Data on mitigation investment requirements for electricity are based on emission pathways C1, C2 and C3 (Table SPM.1)8. For electricity investment requirements, the upper end refers to the mean of C1 pathways and the lower end to the mean of C3 pathways. Data points for energy efficiency, transport and AFOLU [Agriculture, Forestry, Other Land Use] cannot always be linked to C1–C3 scenarios. Data do not include needs for adaptation or general infrastructure investment or investment related to meeting the [sustainable development goals] other than mitigation, which may be at least partially required to facilitate mitigation. The multiplication factors show the ratio of average annual model-based mitigation investment requirements (2020–2030) and most recent annual mitigation investments (averaged for 2017–2020). The lower and upper multiplication factors refer to the lower and upper ends of the range of investment needs.

You don’t actually need to understand all that gibberish. I’ll explain what I can.

Return to Figure 15.4: To meet various goals, investments in energy efficiency are modeled to go from $57B per year to $500 - $1,500 B per year average between now and 2030 [CPI and IEA don’t even agree on a definition of efficiency, and their estimates differ by hundreds of billions of dollars! Plus, the “average” will start small and get bigger. The growth rate must be huge!] Transportation and electrification (probably together) must grow to be trillion-dollar average annual investments in the same time frame. This assumes that rational, conservative bond investors will be willing to take on long-term risks at the same terms in an increasingly volatile world of climate variability. I bet the expected interest rates will be higher than they are now. Inflation be damned!

But, more seriously, even though the financial modelers invoke a “scenario” projected to keep the world below 2°C in every instance, they haven’t considered the sine qua non of these scientific projections—operational direct air capture that leads to engineered net zero! And, there’s no conclusive evidence that the investments made over the last decade have achieved anything regarding what matters: controlling our atmosphere's composition. So who knows how they model the need!

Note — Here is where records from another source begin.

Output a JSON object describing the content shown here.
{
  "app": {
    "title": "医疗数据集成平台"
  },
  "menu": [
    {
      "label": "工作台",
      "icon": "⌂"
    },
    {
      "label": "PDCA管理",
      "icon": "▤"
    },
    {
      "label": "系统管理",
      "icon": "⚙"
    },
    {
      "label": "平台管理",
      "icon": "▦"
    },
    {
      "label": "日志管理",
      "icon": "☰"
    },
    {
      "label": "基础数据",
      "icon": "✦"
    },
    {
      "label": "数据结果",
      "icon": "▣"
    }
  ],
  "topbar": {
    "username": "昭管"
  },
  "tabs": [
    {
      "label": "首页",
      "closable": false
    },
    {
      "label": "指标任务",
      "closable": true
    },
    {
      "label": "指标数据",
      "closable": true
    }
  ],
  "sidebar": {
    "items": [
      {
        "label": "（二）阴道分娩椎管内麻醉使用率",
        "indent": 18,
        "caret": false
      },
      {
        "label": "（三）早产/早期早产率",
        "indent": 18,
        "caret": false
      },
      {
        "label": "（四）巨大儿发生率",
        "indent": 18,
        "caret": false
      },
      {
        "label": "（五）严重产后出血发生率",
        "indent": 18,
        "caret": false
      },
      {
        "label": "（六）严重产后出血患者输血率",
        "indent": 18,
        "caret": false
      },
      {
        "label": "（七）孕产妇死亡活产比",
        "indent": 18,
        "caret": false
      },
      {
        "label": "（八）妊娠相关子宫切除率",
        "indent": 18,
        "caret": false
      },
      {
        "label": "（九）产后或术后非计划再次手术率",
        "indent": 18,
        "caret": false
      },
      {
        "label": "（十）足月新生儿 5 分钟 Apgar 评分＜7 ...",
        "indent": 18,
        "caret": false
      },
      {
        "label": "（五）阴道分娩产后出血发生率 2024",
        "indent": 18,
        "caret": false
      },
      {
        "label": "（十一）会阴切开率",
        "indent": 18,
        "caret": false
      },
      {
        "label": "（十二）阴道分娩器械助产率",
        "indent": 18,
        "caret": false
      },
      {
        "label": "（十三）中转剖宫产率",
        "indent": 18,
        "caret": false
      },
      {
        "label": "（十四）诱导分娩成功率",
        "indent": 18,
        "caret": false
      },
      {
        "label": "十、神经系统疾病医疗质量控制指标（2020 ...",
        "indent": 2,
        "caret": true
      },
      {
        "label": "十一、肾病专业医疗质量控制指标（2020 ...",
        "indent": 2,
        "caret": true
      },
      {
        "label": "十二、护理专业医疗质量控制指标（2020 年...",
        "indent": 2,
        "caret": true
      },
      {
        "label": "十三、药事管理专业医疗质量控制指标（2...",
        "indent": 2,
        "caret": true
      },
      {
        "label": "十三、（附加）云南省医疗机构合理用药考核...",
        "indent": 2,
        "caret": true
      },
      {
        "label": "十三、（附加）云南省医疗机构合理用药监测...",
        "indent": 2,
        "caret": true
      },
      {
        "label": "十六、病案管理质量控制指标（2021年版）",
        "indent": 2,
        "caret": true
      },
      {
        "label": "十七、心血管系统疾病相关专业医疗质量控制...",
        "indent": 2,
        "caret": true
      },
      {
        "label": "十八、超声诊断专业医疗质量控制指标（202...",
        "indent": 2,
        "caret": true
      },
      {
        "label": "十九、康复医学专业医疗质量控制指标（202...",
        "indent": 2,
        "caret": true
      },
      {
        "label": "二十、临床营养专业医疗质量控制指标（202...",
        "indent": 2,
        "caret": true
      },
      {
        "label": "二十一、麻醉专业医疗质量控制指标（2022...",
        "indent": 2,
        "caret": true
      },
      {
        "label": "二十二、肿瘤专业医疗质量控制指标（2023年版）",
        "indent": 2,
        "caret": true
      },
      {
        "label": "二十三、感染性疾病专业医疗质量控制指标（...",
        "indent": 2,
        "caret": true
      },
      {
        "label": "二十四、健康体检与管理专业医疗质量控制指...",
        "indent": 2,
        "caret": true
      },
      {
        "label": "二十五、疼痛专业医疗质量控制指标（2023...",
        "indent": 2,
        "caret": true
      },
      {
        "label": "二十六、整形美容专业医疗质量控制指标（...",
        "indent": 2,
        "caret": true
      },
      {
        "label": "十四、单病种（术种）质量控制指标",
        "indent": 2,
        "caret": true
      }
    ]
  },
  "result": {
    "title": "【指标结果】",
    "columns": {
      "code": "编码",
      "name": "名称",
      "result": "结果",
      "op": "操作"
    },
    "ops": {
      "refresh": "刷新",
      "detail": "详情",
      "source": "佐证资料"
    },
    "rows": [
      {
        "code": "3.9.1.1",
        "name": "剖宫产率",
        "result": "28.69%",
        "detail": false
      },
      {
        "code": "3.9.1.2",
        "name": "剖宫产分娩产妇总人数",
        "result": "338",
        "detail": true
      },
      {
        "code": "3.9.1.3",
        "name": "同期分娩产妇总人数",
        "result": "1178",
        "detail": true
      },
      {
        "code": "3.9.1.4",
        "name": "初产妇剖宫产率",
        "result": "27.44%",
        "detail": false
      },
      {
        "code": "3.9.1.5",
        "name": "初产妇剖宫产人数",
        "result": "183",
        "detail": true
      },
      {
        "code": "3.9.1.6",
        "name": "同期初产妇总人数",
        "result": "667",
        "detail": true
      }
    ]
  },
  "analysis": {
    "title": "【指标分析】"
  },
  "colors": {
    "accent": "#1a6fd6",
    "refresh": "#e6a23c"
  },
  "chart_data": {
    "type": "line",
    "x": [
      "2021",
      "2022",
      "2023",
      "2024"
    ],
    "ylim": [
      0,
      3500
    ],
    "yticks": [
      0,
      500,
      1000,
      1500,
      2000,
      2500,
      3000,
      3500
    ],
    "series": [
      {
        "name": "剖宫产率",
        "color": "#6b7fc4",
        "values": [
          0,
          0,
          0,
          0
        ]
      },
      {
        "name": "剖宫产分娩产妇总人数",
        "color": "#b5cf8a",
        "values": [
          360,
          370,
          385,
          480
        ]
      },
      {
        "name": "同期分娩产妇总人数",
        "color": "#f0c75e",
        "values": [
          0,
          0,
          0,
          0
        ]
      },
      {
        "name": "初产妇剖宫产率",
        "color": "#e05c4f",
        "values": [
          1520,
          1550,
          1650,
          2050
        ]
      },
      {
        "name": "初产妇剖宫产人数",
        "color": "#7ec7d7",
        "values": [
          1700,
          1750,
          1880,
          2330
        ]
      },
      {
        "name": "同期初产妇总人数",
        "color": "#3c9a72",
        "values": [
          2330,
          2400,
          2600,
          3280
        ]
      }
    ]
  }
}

At least “water” is a line item.

There’s an economic concept here that cannot be emphasized strongly enough. When it comes to issues at the scale of energy, there are unavoidable diseconomies of scale that become difficult to model accurately. The most cost-attractive projects receive the first investments, while subsequent projects show diminishing returns. It’s not a matter of simple spreadsheet multiplication. The least efficient processes are addressed before more efficient ones; solar PV is installed where it creates the most power; electric vehicles are deployed where range, cost, and charging infrastructure is not limited. In every instance, projects are only funded where consumers are willing and able to pay because lenders expect to get their money back. The next instance will be less attractive than the last until the investment is no longer profitable.

It’s not a matter of throwing enough money at the problem, people! We must do it intelligently, with scientific insight and the endgame (climate control) in mind.